Vector Search
Vector search allows you to perform semantic similarity searches using embeddings. This enables finding documents based on meaning rather than exact keyword matches.
Basic Vector Search
To perform vector search, set the mode to 'vector' and provide a vector with its property:
import { create , insertMultiple , search , MODE_VECTOR_SEARCH } from '@orama/orama'
const db = create ({
schema: {
title: 'string' ,
embedding: 'vector[5]' // 5-dimensional vector
}
})
insertMultiple ( db , [
{ title: 'The Prestige' , embedding: [ 0.938293 , 0.284951 , 0.348264 , 0.948276 , 0.56472 ] },
{ title: 'Barbie' , embedding: [ 0.192839 , 0.028471 , 0.284738 , 0.937463 , 0.092827 ] },
{ title: 'Oppenheimer' , embedding: [ 0.827391 , 0.927381 , 0.001982 , 0.983821 , 0.294841 ] }
])
const results = search ( db , {
mode: MODE_VECTOR_SEARCH ,
vector: {
value: [ 0.938292 , 0.284961 , 0.248264 , 0.748276 , 0.26472 ],
property: 'embedding'
},
similarity: 0.85
})
Vector Schema Definition
Define vector properties in your schema with a specific dimension size:
const db = create ({
schema: {
description: 'string' ,
// Vector size must be declared during schema initialization
embedding: 'vector[1536]' // OpenAI ada-002 embeddings
}
})
The vector dimension must match the size of embeddings you provide. Common sizes:
OpenAI ada-002: 1536 dimensions
OpenAI text-embedding-3-small: 512 or 1536 dimensions
Sentence transformers: 384-768 dimensions
Search Parameters
vector
The vector configuration specifies which embedding to search with:
Float32Array
Regular Array
const results = search ( db , {
mode: 'vector' ,
vector: {
value: new Float32Array ([ 0.1 , 0.2 , 0.3 ]),
property: 'embedding'
}
})
vector.value
number[] | Float32Array
required
The embedding vector to search with. Must match the dimension defined in the schema.

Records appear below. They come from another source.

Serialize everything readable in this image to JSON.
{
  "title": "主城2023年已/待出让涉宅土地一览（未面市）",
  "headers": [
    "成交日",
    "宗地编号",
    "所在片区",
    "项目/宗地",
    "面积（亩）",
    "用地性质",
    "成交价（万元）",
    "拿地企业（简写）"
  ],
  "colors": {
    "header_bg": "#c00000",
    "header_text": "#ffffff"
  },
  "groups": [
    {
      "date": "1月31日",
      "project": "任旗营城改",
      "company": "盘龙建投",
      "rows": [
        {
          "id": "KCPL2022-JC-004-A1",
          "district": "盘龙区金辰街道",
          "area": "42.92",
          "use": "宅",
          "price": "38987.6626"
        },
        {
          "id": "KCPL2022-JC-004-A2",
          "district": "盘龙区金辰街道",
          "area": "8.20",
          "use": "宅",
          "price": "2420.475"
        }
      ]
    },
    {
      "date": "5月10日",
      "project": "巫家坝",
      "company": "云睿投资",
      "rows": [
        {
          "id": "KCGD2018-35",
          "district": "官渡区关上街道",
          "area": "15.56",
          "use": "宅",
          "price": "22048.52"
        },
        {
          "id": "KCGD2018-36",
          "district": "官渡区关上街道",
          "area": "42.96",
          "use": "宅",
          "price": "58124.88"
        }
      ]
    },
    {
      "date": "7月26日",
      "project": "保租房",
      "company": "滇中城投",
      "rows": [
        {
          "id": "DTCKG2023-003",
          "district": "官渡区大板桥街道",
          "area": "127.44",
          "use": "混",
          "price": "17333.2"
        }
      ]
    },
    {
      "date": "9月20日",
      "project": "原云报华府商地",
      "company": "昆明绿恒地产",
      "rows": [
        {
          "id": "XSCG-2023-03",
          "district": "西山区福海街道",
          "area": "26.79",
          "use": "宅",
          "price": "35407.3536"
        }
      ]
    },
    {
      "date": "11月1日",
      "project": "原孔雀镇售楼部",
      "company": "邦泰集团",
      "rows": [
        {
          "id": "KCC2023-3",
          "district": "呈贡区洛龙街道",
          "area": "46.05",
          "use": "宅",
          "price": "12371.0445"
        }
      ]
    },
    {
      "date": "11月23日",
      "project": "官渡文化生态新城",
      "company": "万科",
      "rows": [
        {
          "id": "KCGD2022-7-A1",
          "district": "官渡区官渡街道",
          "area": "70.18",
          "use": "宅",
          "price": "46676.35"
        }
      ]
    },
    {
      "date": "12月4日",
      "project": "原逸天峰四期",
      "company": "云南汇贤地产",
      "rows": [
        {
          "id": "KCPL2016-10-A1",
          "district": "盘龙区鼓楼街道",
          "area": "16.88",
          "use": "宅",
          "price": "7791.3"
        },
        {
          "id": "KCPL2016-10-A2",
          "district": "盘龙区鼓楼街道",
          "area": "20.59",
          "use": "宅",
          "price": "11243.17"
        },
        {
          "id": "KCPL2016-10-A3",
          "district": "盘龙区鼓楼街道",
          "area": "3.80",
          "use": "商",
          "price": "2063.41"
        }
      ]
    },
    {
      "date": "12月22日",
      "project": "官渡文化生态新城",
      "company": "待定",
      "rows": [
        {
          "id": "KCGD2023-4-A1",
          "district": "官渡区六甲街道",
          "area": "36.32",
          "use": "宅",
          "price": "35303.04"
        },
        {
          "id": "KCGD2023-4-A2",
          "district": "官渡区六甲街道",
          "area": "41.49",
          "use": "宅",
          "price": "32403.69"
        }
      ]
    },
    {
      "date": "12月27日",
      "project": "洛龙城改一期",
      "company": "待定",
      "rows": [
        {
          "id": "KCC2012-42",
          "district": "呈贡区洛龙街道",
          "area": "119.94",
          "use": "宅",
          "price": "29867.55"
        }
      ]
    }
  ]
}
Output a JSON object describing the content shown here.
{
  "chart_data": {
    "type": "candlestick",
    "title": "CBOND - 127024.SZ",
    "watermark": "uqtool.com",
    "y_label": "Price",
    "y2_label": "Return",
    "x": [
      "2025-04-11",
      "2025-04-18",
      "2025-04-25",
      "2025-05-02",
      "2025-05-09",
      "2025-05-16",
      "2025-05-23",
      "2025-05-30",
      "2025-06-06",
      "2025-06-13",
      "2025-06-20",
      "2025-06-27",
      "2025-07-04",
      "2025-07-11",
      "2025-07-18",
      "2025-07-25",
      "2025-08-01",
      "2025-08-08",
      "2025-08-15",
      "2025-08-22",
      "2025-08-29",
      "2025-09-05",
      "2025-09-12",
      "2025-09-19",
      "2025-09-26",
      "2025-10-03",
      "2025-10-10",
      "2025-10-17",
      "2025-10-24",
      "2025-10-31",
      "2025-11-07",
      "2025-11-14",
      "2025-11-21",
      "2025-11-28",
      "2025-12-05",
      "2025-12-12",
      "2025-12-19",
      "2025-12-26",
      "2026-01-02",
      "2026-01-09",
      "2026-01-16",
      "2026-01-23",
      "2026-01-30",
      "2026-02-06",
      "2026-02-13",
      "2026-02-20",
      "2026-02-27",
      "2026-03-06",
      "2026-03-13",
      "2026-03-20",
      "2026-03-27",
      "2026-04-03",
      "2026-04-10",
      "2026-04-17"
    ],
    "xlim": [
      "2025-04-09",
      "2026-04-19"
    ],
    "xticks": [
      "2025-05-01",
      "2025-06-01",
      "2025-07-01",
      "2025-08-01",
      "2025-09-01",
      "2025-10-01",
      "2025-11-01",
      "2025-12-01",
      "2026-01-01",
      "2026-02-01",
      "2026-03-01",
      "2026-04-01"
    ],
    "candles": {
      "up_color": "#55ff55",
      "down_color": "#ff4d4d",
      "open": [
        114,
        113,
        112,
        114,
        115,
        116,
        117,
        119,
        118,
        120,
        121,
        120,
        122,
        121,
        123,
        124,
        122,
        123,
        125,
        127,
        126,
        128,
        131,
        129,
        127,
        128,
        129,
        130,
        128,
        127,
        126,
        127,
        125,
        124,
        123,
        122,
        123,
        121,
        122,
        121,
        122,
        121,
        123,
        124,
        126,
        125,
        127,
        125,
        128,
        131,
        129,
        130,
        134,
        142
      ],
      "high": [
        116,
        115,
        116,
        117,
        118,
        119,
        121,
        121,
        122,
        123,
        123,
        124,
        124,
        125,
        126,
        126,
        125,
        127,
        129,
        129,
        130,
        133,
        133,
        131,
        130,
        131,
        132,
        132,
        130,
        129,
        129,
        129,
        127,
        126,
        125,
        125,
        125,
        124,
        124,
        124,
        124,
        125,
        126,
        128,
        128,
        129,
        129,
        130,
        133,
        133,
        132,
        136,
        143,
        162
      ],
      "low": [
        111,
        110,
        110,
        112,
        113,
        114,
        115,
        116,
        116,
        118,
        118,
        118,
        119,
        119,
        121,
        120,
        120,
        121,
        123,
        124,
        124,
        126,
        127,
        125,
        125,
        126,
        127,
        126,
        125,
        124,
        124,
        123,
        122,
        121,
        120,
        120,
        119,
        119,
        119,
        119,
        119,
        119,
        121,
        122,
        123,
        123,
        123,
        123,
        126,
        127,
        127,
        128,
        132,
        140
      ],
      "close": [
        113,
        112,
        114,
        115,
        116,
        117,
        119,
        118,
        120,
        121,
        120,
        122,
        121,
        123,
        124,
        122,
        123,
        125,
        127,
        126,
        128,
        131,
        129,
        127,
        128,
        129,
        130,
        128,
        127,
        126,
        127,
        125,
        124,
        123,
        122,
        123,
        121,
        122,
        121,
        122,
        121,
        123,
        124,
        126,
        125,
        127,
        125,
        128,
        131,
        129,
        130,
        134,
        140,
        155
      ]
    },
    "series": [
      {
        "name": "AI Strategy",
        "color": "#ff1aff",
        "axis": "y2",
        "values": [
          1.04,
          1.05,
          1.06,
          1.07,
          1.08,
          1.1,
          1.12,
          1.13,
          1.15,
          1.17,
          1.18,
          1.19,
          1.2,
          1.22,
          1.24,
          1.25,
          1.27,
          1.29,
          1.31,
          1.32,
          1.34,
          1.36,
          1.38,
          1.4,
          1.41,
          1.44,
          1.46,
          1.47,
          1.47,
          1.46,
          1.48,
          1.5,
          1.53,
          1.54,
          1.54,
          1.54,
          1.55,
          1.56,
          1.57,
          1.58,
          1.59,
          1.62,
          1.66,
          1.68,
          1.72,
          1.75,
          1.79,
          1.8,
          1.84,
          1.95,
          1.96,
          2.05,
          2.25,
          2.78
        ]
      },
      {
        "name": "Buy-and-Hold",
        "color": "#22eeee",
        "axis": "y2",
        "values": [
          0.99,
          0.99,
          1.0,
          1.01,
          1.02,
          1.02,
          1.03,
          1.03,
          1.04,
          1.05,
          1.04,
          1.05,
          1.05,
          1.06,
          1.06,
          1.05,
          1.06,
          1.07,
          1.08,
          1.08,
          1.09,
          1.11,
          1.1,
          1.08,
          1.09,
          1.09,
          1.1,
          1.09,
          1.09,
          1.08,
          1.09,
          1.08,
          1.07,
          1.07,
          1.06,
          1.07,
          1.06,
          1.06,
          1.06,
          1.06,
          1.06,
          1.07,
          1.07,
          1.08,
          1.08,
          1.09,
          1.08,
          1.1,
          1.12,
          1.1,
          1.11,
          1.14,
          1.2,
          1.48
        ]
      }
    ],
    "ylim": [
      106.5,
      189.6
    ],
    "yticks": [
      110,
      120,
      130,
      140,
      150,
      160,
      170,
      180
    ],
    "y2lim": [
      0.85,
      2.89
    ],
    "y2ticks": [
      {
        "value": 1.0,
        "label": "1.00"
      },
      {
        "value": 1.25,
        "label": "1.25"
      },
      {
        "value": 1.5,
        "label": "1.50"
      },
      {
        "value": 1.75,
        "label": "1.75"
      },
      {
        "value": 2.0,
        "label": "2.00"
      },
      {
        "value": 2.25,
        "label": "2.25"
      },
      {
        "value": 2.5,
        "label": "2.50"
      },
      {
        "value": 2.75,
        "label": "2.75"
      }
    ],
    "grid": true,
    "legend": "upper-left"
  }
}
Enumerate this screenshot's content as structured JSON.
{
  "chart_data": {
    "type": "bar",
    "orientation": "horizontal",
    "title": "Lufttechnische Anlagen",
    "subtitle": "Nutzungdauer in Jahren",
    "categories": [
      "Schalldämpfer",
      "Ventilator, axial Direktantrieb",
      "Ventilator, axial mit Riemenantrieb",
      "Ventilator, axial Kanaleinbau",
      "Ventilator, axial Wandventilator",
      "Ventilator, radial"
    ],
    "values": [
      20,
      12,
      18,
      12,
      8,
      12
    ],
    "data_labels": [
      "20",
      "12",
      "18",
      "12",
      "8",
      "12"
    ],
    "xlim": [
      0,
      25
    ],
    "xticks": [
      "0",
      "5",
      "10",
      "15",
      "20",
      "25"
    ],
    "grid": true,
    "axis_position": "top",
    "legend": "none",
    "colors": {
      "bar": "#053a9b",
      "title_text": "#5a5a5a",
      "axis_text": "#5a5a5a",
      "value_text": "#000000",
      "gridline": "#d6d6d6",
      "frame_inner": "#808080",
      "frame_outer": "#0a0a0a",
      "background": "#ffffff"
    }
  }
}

The schema property containing the embeddings to compare against.
similarity
Set the minimum similarity threshold for results:
const results = search ( db , {
mode: 'vector' ,
vector: {
value: embeddings ,
property: 'embedding'
},
similarity: 0.8 // Default: 0.8 (range: 0-1)
})
Similarity is calculated using cosine similarity. A value of 1.0 means identical vectors, while 0.0 means completely different.
limit and offset
Control pagination of vector search results:
const results = search ( db , {
mode: 'vector' ,
vector: {
value: embeddings ,
property: 'embedding'
},
limit: 10 , // Return 10 results (default: 10)
offset: 0 // Skip first 0 results (default: 0)
})
includeVectors
Control whether to include vectors in the response:
const results = search ( db , {
mode: 'vector' ,
vector: {
value: embeddings ,
property: 'embedding'
},
includeVectors: true // Default: false
})
Vectors can be very large. By default, Orama sets vectors to null in responses. Only set includeVectors: true if you need the actual embedding values.
Using with Secure Proxy Plugin
The Secure Proxy plugin can automatically convert search terms to vectors:
import { create } from '@orama/orama'
import { pluginSecureProxy } from '@orama/plugin-secure-proxy'
const db = create ({
schema: {
title: 'string' ,
description: 'string' ,
embedding: 'vector[1536]'
},
plugins: [
await pluginSecureProxy ({
apiKey: 'your-api-key' ,
defaultProperty: 'embedding'
})
]
})
// The plugin will automatically convert the term to a vector
const result = search ( db , {
mode: 'vector' ,
term: 'Noise cancelling headphones'
})
Generating Embeddings
With Plugin Embeddings
Use the embeddings plugin to generate vectors automatically:
import { create , insert , search } from '@orama/orama'
import { pluginEmbeddings } from '@orama/plugin-embeddings'
import '@tensorflow/tfjs-node'
const plugin = await pluginEmbeddings ({
embeddings: {
defaultProperty: 'embeddings' ,
onInsert: {
generate: true ,
properties: [ 'description' ],
verbose: true
}
}
})
const db = create ({
schema: {
description: 'string' ,
embeddings: 'vector[512]' // Plugin generates 512-dimension vectors
},
plugins: [ plugin ]
})
// Embeddings generated automatically at insert time
await insert ( db , {
description: 'Noise cancelling headphones'
})
// Embeddings generated automatically at search time
const results = await search ( db , {
term: 'Headphones for students' ,
mode: 'vector'
})
The @orama/plugin-embeddings plugin uses TensorFlow.js models and generates 512-dimensional vectors.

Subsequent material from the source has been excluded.